For p-orbitals $i$ and $j$ which are orthogonal to each other (i.e. different colour in your diagram), the off-diagonal matrix elements are simply zero:
$$\langle i | H | j \rangle = 0$$
If we ignore the overlap matrix,* the eigenvalue equation to solve therefore has the form:
$$\mathbf{Hc} = E\mathbf{c},$$
or in explicit form, using the fact that the matrix elements of $\mathbf{H}$ are $\mathbf{H}_{ij} = \langle i | H | j \rangle$,
$$\begin{pmatrix}
\alpha & \beta & 0 & 0 \\
\beta & \alpha & 0 & 0 \\
0 & 0 & \alpha & \beta \\
0 & 0 & \beta & \alpha
\end{pmatrix}
\begin{pmatrix}
c_1 \\ c_2 \\ c_3 \\ c_4
\end{pmatrix}
=
E
\begin{pmatrix}
c_1 \\ c_2 \\ c_3 \\ c_4
\end{pmatrix}$$
This matrix has block-diagonal form, so solving for the eigenvalues of the entire matrix simply reduces to solving for the eigenvalues of each individual $2\times 2$ block (lots of discussion can be found on Google). For a physical interpretation, this means that both π systems have no interaction with each other, so you can indeed solve them individually.

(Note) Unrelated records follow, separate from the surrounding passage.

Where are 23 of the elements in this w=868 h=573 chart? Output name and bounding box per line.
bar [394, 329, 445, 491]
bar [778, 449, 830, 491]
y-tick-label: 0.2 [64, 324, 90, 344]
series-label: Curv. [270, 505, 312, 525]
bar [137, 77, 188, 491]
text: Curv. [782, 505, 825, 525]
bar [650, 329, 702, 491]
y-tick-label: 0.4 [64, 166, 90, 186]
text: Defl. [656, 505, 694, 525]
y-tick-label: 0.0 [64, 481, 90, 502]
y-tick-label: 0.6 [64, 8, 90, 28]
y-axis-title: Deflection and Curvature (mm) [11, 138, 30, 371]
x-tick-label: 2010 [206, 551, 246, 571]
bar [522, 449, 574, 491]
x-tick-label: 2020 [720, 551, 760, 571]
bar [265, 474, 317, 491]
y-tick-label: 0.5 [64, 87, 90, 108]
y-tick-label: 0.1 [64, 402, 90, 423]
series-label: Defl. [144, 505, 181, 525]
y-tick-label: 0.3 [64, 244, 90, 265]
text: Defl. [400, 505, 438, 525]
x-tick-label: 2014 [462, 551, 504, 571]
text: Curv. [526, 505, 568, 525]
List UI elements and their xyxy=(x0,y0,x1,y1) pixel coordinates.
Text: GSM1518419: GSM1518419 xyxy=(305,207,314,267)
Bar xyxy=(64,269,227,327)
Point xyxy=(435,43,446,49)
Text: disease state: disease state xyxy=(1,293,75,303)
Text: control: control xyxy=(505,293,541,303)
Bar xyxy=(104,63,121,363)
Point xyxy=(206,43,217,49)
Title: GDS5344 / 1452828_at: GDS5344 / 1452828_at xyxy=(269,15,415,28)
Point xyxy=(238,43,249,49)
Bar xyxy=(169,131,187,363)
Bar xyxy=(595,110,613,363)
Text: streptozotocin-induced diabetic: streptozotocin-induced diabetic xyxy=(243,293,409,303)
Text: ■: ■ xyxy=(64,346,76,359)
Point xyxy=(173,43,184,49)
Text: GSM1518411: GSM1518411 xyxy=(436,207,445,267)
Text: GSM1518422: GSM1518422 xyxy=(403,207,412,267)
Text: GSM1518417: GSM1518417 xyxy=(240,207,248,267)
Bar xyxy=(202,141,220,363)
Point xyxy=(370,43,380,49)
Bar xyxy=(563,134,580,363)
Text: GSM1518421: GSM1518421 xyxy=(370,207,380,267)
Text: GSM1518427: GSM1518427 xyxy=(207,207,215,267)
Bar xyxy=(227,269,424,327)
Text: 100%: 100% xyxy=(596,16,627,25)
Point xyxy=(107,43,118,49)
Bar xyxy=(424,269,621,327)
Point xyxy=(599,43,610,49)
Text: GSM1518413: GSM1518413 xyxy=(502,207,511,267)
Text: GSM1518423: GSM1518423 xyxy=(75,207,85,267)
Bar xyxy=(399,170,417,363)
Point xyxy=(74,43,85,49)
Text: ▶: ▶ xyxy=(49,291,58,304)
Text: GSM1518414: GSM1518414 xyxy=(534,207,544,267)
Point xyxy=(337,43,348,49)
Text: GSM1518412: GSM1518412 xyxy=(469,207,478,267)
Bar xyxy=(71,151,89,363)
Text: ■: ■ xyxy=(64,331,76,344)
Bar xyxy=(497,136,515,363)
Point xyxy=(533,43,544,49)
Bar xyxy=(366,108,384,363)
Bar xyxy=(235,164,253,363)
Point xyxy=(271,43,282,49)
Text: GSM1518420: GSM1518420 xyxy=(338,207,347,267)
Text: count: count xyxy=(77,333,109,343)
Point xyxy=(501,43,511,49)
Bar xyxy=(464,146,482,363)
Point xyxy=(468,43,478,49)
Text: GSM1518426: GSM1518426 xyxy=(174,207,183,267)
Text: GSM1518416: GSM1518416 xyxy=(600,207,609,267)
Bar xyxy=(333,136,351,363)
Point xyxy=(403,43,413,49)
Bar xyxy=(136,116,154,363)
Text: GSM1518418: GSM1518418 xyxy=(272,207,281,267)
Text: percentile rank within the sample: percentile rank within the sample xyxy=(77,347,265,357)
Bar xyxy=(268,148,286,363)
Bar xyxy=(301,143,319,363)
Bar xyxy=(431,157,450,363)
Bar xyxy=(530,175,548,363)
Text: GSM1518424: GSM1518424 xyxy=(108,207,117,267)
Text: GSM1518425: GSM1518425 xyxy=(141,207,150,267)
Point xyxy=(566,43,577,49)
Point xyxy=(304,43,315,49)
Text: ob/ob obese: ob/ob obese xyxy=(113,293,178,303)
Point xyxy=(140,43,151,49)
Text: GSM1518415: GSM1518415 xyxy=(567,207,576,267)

Each block gives rise to one MO with energy $\alpha + \beta$ ("bonding") and one with energy $\alpha - \beta$ ("antibonding"), so all in all you will have two degenerate MOs with energy $\alpha + \beta$ and two degenerate MOs with energy $\alpha - \beta$.
* If you don't ignore the overlap matrix $\mathbf{S}$, whose matrix elements are defined by $\mathbf{S}_{ij} = \langle i | j \rangle$, this becomes a "generalised eigenvalue equation"
$$\mathbf{Hc} = E\mathbf{Sc}$$
However, because the overlap matrix also has the same block-diagonal form, ignoring the overlap matrix doesn't change the fact that the problem is separable into two $2\times 2$ blocks. It merely changes the exact eigenvalues and eigenstates by a small amount.